The failure of my Archos pretty much put on hold my program of watching movies that I felt I should see, because everyone assumed I would have, or because they'd become part of popular culture. That's all right, I was just about ready for a break anyway. I'll probably go back to it soon. However, even during the break, I did squeeze one movie in, Dirty Harry, just because it happened to get recorded on the DVR instead of downloaded, and Siobhan also wanted to watch it for the same reason.
This is a movie that's hard to gauge because it's hard to put myself into the time when it came out. How much of what seemed kind of obvious or predictable is only so because this movie helped shape our expectations of cop movies, helped define the genre? I don't really know. It seems like a lot of those things must be from even earlier, but I can't really say for sure, because I'm not that familiar with the cop genre.
I can say that I didn't find it that engaging. A lot of it felt scattered, particularly at the beginning, where it seemed like the story kept veering off into unrelated things that didn't end up adding much. Even later, the twists in the Scorpio case started to feel stacked on and disjointed. I can't easily put my finger on why; when I describe it to myself it sounds like lots of other good movies where the exigencies of the situation cause a series of twists and turns, with the two sides each having to deal with what the other one did.
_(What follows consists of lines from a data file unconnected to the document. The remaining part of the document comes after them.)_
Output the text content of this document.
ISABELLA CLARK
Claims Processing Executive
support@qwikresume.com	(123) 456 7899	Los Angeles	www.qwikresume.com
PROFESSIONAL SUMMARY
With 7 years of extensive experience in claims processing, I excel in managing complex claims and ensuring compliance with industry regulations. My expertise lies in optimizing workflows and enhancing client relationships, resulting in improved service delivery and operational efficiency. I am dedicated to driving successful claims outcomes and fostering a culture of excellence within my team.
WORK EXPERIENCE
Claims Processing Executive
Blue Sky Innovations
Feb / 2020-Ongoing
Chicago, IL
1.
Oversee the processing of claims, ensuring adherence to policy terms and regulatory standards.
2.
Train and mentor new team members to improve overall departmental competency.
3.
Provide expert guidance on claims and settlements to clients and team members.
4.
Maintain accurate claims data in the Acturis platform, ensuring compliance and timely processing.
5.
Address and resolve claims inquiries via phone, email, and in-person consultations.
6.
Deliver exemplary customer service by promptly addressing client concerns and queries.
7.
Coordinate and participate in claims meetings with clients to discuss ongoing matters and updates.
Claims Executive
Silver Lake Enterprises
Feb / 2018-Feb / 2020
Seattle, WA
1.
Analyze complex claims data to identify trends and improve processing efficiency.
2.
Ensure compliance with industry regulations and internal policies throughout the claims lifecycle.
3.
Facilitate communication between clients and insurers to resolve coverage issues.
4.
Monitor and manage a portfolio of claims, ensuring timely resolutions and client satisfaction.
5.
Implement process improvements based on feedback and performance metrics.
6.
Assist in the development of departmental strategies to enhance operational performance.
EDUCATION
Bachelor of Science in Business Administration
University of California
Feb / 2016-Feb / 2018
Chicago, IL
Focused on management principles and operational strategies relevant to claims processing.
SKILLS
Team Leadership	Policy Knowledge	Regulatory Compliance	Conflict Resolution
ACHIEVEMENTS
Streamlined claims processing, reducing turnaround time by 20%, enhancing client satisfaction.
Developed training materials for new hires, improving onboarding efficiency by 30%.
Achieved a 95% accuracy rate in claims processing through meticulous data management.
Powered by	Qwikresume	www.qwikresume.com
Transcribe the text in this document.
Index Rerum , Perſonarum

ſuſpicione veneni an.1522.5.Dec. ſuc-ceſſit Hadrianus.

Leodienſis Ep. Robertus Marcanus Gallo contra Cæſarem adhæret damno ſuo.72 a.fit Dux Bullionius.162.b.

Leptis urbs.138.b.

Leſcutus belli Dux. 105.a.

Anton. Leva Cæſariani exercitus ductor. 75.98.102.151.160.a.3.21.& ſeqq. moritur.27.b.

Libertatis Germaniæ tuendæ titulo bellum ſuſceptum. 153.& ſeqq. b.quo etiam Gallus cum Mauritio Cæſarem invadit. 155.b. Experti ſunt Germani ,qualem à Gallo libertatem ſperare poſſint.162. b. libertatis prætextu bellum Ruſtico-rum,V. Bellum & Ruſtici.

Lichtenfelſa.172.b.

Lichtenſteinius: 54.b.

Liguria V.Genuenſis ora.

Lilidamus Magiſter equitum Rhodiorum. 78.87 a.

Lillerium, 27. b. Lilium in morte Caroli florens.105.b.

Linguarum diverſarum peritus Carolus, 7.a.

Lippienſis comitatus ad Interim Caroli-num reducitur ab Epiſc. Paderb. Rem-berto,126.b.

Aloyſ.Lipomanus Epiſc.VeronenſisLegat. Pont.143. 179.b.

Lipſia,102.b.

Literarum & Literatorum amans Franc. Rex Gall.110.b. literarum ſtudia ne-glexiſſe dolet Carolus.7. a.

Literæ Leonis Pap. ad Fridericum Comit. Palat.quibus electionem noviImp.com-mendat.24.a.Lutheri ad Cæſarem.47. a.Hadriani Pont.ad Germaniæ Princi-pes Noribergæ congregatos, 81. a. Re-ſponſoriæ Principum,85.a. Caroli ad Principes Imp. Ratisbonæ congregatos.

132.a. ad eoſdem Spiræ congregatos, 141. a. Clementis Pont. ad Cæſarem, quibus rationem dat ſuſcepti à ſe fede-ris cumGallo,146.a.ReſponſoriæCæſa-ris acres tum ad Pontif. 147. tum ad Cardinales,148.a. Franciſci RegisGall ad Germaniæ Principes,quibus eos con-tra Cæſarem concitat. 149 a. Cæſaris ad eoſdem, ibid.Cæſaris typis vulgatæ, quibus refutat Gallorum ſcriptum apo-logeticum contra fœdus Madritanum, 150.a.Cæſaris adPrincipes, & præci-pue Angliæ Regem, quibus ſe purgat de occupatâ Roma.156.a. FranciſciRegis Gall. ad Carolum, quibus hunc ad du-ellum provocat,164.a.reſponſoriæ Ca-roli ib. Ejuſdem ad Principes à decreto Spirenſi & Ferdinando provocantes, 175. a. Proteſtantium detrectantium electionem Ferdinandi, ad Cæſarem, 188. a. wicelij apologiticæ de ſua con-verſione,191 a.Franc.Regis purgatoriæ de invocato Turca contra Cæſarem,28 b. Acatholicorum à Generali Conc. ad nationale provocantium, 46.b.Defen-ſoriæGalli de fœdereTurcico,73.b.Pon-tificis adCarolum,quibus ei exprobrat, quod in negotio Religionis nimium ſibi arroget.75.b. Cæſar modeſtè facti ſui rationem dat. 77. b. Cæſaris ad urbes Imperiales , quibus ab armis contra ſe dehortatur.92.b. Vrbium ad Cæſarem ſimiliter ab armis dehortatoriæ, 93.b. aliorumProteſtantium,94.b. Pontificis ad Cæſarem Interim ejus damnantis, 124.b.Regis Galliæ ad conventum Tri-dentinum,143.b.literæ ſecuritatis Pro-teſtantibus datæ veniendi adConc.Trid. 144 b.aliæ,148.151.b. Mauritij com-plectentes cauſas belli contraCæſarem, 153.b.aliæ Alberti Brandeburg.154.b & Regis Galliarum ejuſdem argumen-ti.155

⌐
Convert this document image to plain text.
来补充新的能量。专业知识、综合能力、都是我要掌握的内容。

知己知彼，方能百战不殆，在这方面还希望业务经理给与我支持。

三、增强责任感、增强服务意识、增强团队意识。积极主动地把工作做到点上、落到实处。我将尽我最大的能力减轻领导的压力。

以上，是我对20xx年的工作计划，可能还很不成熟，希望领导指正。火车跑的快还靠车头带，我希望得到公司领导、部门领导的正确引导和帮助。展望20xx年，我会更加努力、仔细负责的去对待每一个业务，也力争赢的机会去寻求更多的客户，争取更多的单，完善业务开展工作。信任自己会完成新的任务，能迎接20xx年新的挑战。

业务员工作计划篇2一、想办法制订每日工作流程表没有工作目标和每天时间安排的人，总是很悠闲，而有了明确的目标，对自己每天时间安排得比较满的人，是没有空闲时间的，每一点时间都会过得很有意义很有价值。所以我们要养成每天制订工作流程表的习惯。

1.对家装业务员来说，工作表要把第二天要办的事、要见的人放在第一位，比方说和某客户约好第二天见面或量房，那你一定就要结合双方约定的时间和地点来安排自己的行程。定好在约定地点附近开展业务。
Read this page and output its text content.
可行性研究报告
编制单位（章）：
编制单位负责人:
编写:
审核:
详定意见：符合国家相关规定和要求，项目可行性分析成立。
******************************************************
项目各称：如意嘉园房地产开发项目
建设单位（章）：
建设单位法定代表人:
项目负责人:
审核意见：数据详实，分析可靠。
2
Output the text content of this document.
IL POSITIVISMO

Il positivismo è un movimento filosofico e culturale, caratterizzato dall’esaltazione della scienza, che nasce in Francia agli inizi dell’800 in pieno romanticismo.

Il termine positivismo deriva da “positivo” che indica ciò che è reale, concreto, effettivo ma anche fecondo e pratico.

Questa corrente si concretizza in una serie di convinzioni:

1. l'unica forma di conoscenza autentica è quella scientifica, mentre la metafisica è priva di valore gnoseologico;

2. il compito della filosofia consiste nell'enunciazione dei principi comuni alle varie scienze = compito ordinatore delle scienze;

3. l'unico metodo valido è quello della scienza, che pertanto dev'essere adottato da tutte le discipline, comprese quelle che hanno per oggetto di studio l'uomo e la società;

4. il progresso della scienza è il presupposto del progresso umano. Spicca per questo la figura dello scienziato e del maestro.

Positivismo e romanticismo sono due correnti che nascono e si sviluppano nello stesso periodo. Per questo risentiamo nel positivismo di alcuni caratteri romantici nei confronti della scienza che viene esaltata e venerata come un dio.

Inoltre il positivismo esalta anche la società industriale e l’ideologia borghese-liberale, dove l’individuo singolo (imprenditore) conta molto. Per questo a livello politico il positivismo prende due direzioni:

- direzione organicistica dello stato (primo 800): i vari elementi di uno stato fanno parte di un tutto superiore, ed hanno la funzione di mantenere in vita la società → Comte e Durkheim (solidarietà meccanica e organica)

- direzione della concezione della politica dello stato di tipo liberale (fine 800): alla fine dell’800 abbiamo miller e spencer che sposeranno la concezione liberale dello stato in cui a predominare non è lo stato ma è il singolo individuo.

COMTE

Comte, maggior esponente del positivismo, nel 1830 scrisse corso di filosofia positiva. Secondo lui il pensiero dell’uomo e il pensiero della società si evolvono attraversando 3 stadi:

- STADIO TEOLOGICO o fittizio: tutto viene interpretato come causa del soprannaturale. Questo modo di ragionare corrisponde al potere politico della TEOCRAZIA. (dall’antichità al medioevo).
Consider the entire final reel of Raiders Of The Lost Ark, in which the ark changes hands over and over and over. If you stop to think about it, it starts to feel piled on, but the movie absolutely works. Doesn't a lot of the cat-and-mouse of Harry and Scorpio in the final reel have a similar, though not as extreme, tone? And yet it doesn't feel like anything more than too much, for no good reason, to me.
Admittedly, Harry pulls off the badass cop pretty well with his signature line. I've seen that line quoted (and misquoted) many times, but I had no idea that the scene I always see quoted is only one of two times the line comes up in the movie. It turns out a lot more powerful in the movie, where the first time is just setting up the second, than in the quote-out-of-context scene I always see (which is the first one). I suppose the reason I watched this turns out to be the opportunity to realize that. Now I better understand, and can better recognize, allusions and references.
But I can't really say that I enjoyed the movie. It was hard at times to keep focused on it. I wonder if I would have felt differently if I'd seen it at the time it came out.